Dozens of us were left standing on the pavement, clutching only what we’d taken into the studio. In my case this was my gym kit (vest top and cropped joggers), iPod and book. Everything else, including my towel, phone, keys, oyster card & purse was locked inside a locker in the changing rooms. Needless to say, during an arctic first week of May I was rather chilly – chilly andĀ embarrassedĀ in fact. My gym’s rather centrally located, so our evacuation point was opposite both a major train station and one of London’s top tourist attractions. I don’t plan my gym outfit for its attractiveness, it’s solely practical and not meant for public consumption.

Anyway, I felt less conspicuous when I spotted the women in towels. Yes, the answer to the question ‘what do you do if you’re in the shower and the fire alarm goes off?’ is ‘you put on a towel and head outside’. Poor things. (The towels aren’t generous in size either…)

We were only (only?) on the street for half an hour, before being moved to a moderately warmer bit of the building. At this point we were warned that it might be some time before we got back into the gym (the fire brigade hadn’t been able to locate the source of the smoke – worrying), but that anyone who wanted to continue training could head over to the other branch down the road – how very helpful. My main fear at that point was that I wouldn’t get home in time to vote, kicking myself for not voting in the morning. [Though my midday political epiphany changed how I voted – this is an entirely separate story.]

So, we sat in the corridor for what seemed an eternity. I was still cold, but buried myself in my book to try and forget about it. Thank goodness for reading on exercise bikes, otherwise I’d have been severely traumatised. (Shame the book in question was a definite children’s book, but thanks Becki for the loan!) At one point there was the possibility we’d be unable to get in that night and I was facing the prospect of being locked out of my flat till 10.30pm, with no food and no means of buying any, clad in just a vest and shorts. (Though I could have voted, that would’ve used up some time.)

In the end, it was 7pm when we got back in – only an hour after the evacuation, but a very long hour. Barely taking the time to do more than throw all my stuff into my bag, I left as quickly as possibly and caught the train home. Talking to my mother on the phone, I realised that I was in fact on a train that I’d probably have caught if I’d done my full workout, so hadn’t lost any time at all.

It was 7.20 when I joined the queue at the polling station and I cast my vote 15minutes later. I probably needn’t have panicked, but I’d have hated to have democracy snatched from my grasp through no fault of my own – like these poor people.

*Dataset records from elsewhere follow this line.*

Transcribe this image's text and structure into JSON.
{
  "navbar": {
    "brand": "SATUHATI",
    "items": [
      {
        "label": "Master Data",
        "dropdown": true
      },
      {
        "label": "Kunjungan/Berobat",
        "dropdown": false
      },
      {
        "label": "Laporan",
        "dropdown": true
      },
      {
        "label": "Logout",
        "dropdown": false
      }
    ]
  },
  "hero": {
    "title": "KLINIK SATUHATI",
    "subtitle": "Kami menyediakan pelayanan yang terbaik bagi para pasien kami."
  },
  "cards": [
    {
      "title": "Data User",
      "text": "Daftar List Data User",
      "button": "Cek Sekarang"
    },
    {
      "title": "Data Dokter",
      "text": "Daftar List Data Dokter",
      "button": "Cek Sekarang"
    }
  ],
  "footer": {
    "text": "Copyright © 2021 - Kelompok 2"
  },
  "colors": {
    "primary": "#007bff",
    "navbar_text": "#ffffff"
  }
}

Oh and as for my public dignity, I cast that to the wind and voted whilst still wearing my gym kit, with just my jacket over the top, such is my dedication to the democratic process.

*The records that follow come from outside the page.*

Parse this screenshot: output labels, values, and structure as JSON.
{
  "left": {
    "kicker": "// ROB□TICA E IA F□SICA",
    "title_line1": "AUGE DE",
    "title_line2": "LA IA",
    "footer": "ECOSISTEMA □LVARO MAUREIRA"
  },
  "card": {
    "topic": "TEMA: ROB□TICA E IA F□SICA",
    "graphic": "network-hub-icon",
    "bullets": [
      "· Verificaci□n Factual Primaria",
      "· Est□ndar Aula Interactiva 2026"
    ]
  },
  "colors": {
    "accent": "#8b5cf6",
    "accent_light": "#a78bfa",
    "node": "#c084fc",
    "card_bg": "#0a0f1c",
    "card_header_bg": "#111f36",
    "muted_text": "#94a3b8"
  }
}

A fire-related toaster incident

Because I have nothing better to write about, I share with you a conversation relating to my sister’s facebook status this afternoon:

Mim is recovering from a fire-related toaster incident.

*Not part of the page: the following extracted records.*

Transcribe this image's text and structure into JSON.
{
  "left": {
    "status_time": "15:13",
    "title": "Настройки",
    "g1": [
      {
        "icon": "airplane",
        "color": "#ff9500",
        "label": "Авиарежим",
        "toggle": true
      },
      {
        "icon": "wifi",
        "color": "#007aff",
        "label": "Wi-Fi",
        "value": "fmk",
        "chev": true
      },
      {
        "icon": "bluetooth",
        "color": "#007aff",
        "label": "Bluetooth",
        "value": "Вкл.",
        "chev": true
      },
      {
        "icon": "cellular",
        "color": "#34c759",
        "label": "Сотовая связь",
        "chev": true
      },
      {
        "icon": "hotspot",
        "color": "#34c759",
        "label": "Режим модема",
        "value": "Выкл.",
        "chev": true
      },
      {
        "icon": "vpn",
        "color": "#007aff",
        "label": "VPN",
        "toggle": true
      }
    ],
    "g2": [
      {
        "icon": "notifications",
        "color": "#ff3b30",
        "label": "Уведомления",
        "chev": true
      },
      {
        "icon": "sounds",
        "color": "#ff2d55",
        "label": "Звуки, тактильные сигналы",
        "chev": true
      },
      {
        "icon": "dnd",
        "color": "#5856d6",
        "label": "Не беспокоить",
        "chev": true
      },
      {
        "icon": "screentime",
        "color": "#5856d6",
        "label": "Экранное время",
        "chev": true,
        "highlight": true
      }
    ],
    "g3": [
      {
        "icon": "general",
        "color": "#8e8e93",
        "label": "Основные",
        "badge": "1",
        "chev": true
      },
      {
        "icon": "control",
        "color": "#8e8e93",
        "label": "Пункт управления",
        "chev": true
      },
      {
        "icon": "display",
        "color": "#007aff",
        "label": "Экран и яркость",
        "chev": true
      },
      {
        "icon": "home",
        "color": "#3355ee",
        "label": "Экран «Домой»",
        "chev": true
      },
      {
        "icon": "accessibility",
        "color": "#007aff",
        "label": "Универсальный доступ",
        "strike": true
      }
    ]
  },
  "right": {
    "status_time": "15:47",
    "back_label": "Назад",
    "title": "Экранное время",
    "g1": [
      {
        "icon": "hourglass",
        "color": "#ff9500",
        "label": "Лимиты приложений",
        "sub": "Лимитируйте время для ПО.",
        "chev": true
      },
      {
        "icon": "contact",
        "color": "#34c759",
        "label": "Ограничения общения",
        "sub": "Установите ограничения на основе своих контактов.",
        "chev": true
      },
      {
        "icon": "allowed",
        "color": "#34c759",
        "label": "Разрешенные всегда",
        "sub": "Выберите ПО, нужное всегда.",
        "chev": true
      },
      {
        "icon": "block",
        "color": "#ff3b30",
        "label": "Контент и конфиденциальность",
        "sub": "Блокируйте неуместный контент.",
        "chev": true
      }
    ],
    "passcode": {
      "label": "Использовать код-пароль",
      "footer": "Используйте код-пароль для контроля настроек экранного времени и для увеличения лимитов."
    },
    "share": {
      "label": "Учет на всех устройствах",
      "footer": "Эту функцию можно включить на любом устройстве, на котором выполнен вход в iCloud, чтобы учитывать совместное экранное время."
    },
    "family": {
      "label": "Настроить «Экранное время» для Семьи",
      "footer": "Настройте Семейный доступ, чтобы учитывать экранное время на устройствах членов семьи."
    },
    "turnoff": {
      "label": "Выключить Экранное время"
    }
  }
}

Katie: Is that subtley different to a toaster-related fire incident?

Liz: Maybe it’s that the fire was within the toaster, as opposed to an external fire caused by the toaster? e.g. Tea towel hanging above the toaster catching fire because of its proximity to heat/flame…

Mim: Liz has successfully interpreted the complexities of the wording of my status. It was indeed a fire within the toaster- crumbs caught fire, creating real life flames and everything. I reacted with the speed of a ninja and the injinuity of a Guide.

I now have a fabulous mental image of my sister clad in black ninja-esque clothing, complete with Guide sash full of badges, dashing to extinguish the flames. Dangerous, but nonetheless comedic.